Though it should be noted not all PAL DVDs have sped up audio.
That's correct. One such region B, 'PAL' DVD is 'HILARY and JACKIE' [1998] AEN 6867449002095 [2007] (i.e., H&J). H&J was made from 24fps cinema, same as the 'NTSC'-soft versions, but it is not 'PAL'-fast. It is not Euro telecined via 13-12-13-12 pull-down, either. Every frame is combed! as though it was PAL TV. I don't know how they did it. Why they did it is obvious: J&C has a lot of music -- the film is about the cellist Jacqualine Du Pre -- and they needed the music to be right (i.e., not 72-cents sharp), so they found a way to put 24fps into 25fps while preserving the running time. Euro telecine would have done that, but it would have had 13 'progressive' frames followed by 12 combed frames, and so on -- Granted: Euro telecine is awful. But this disc has every frame combed(?)
BTW, 100-cents is from C to C# for example.

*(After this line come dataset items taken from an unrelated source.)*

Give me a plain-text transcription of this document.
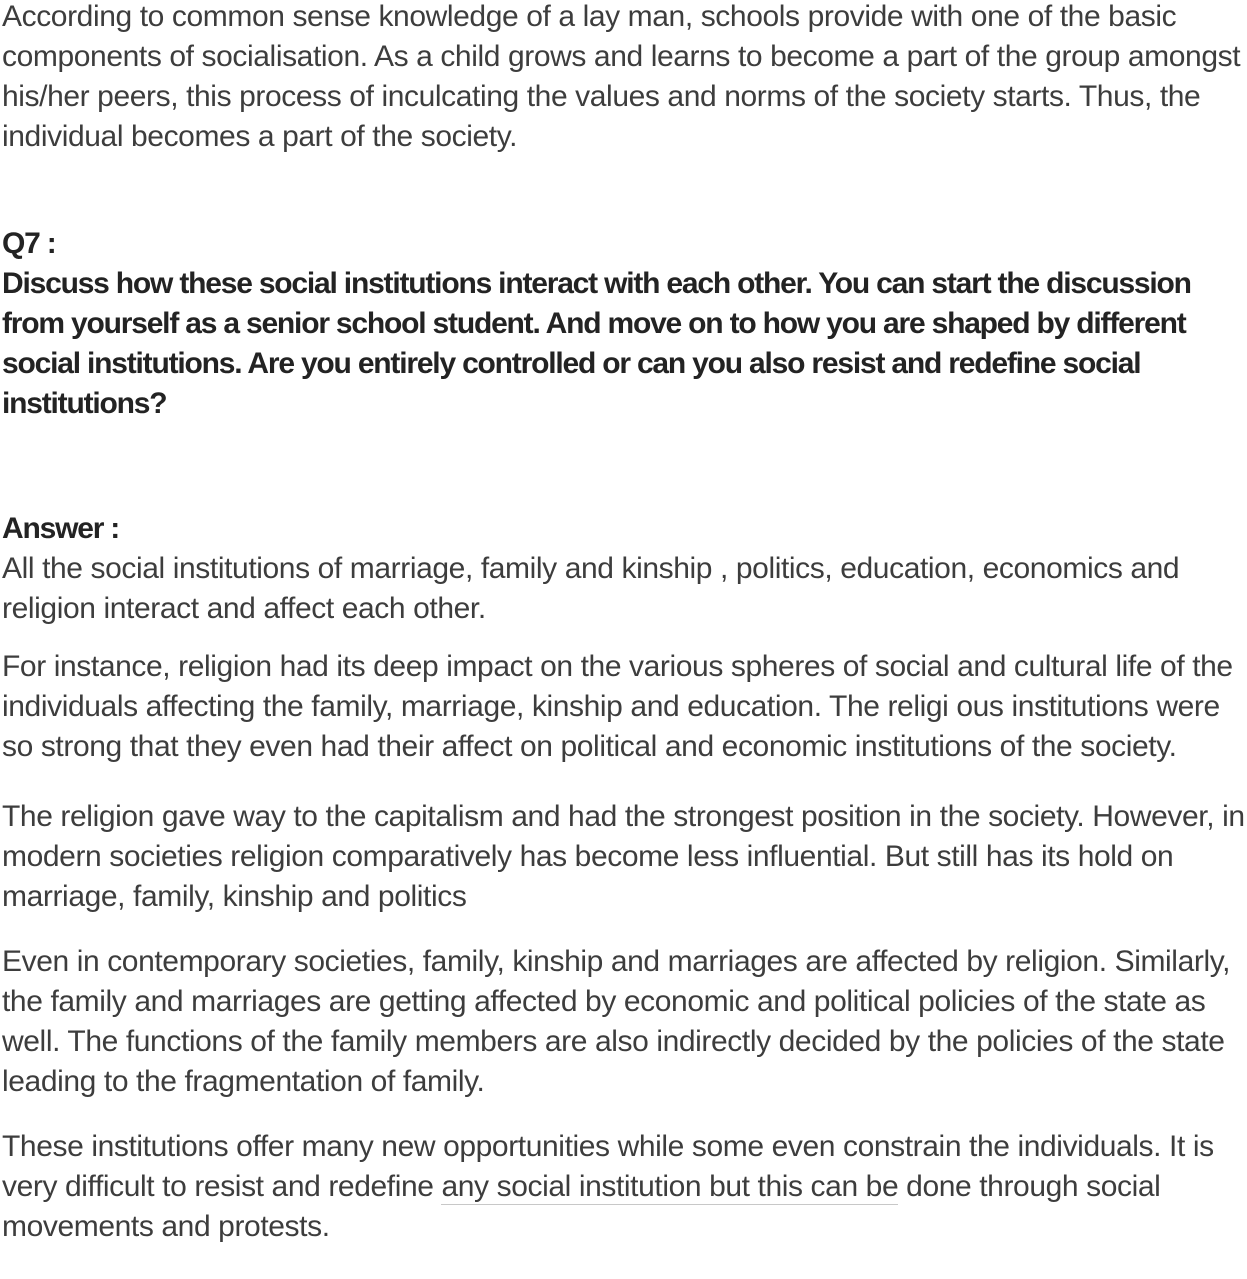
According to common sense knowledge of a lay man, schools provide with one of the basic components of socialisation. As a child grows and learns to become a part of the group amongst his/her peers, this process of inculcating the values and norms of the society starts. Thus, the individual becomes a part of the society.

Q7 :

Discuss how these social institutions interact with each other. You can start the discussion from yourself as a senior school student. And move on to how you are shaped by different social institutions. Are you entirely controlled or can you also resist and redefine social institutions?

Answer :

All the social institutions of marriage, family and kinship , politics, education, economics and religion interact and affect each other.

For instance, religion had its deep impact on the various spheres of social and cultural life of the individuals affecting the family, marriage, kinship and education. The religi ous institutions were so strong that they even had their affect on political and economic institutions of the society.

The religion gave way to the capitalism and had the strongest position in the society. However, in modern societies religion comparatively has become less influential. But still has its hold on marriage, family, kinship and politics

Even in contemporary societies, family, kinship and marriages are affected by religion. Similarly, the family and marriages are getting affected by economic and political policies of the state as well. The functions of the family members are also indirectly decided by the policies of the state leading to the fragmentation of family.

These institutions offer many new opportunities while some even constrain the individuals. It is very difficult to resist and redefine any social institution but this can be done through social movements and protests.
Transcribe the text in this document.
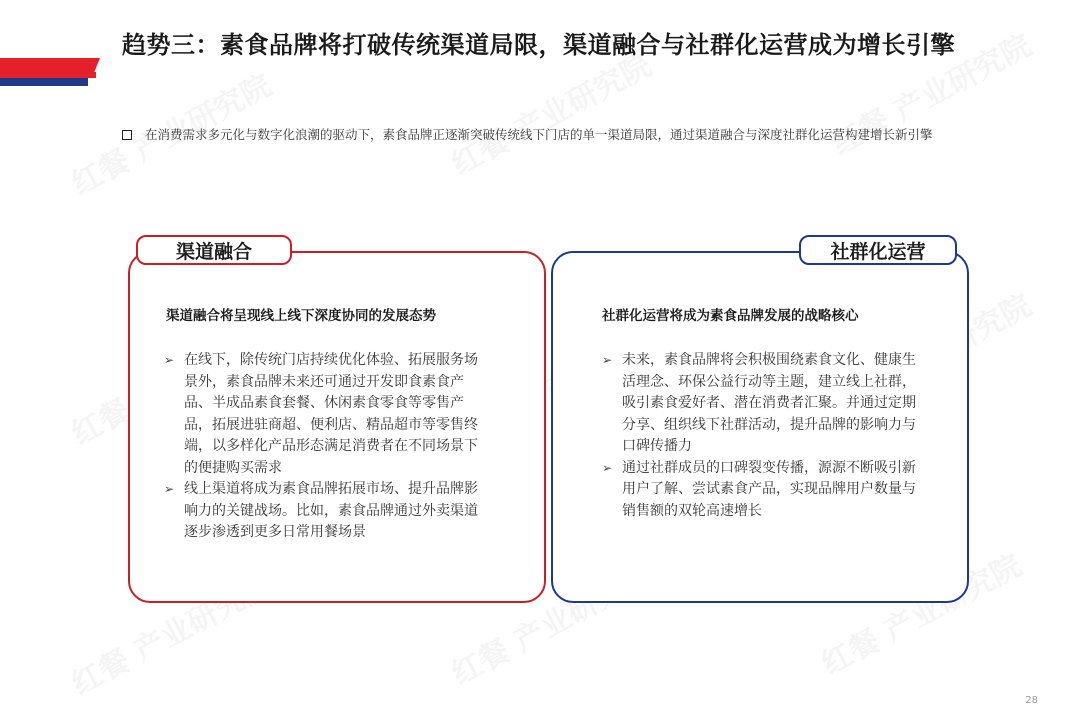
趋势三：素食品牌将打破传统渠道局限，渠道融合与社群化运营成为增长引擎

在消费需求多元化与数字化浪潮的驱动下，素食品牌正逐渐突破传统线下门店的单一渠道局限，通过渠道融合与深度社群化运营构建增长新引擎

渠道融合
渠道融合将呈现线上线下深度协同的发展态势
➢ 在线下，除传统门店持续优化体验、拓展服务场景外，素食品牌未来还可通过开发即食素食产品、半成品素食套餐、休闲素食零食等零售产品，拓展进驻商超、便利店、精品超市等零售终端，以多样化产品形态满足消费者在不同场景下的便捷购买需求
➢ 线上渠道将成为素食品牌拓展市场、提升品牌影响力的关键战场。比如，素食品牌通过外卖渠道逐步渗透到更多日常用餐场景
社群化运营
社群化运营将成为素食品牌发展的战略核心
➢ 未来，素食品牌将会积极围绕素食文化、健康生活理念、环保公益行动等主题，建立线上社群，吸引素食爱好者、潜在消费者汇聚。并通过定期分享、组织线下社群活动，提升品牌的影响力与口碑传播力
➢ 通过社群成员的口碑裂变传播，源源不断吸引新用户了解、尝试素食产品，实现品牌用户数量与销售额的双轮高速增长
28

So 72-cents sharp takes C 72% of the way to C#. That's way too much for musicians to tolerate.
I have a few that were straight NTSC conversions w/ frame blending interlaced video.
I assume you refer to 30/1.001fps telecine (what I call 'NTSC'-hard) with 2-3-2-3 (or 3-2-3-2) pull-down.
I even have a few newer ones (they are Japanese Anime PAL releases) that are progressive 25fps using some type of frame blending as they run identical to the NTSC versions.
Well, if they were shot (or synthesized) in 25fps, progressive, then they would look just like the NTSC versions and with the same running time. After all, Japanese Anime is not cinema.
But you may be right about blending. After all, anime would be a lot easier to interpolate than actual analog film would be. Oh, I've done it with VapourSynth, but going from 24 to 25 would be quite difficult. (What I did with VapourSynth was 24 to 120 but edge artifacts sometimes ruined motion sequences that had strong vertical repetitions such as picket fences -- it is a well known hinderance.)
Neither of those are running any faster. Some PAL movies are sped up but the pitch is preserved so playing it back at 24 would result in a lower pitch.
Yes, the pitch is preserved (as is the case for H&J), and, for what it's worth, playing at 24fps would result in 72-cents flat, however, why every frame is combed is a mystery to me. That universal combing pretty much eliminates interpolation as the technique used in H&J, eh?
I have concluded that ReClock is simply to turn 'PAL'-fast into cinema. I've done that with ffmpeg for a long time simply by remuxing and resampling audio and subtitles.
I have some 'NTSC'-hard & -soft movies that I think may have originated as PAL. They have very strange 'telecine' that repeat some frames and comb some frames but with no pattern except that there is always an odd number of combed frames. I suspect that some tool analyzed frames and chose where to put the telecine to make the result as smooth as possible.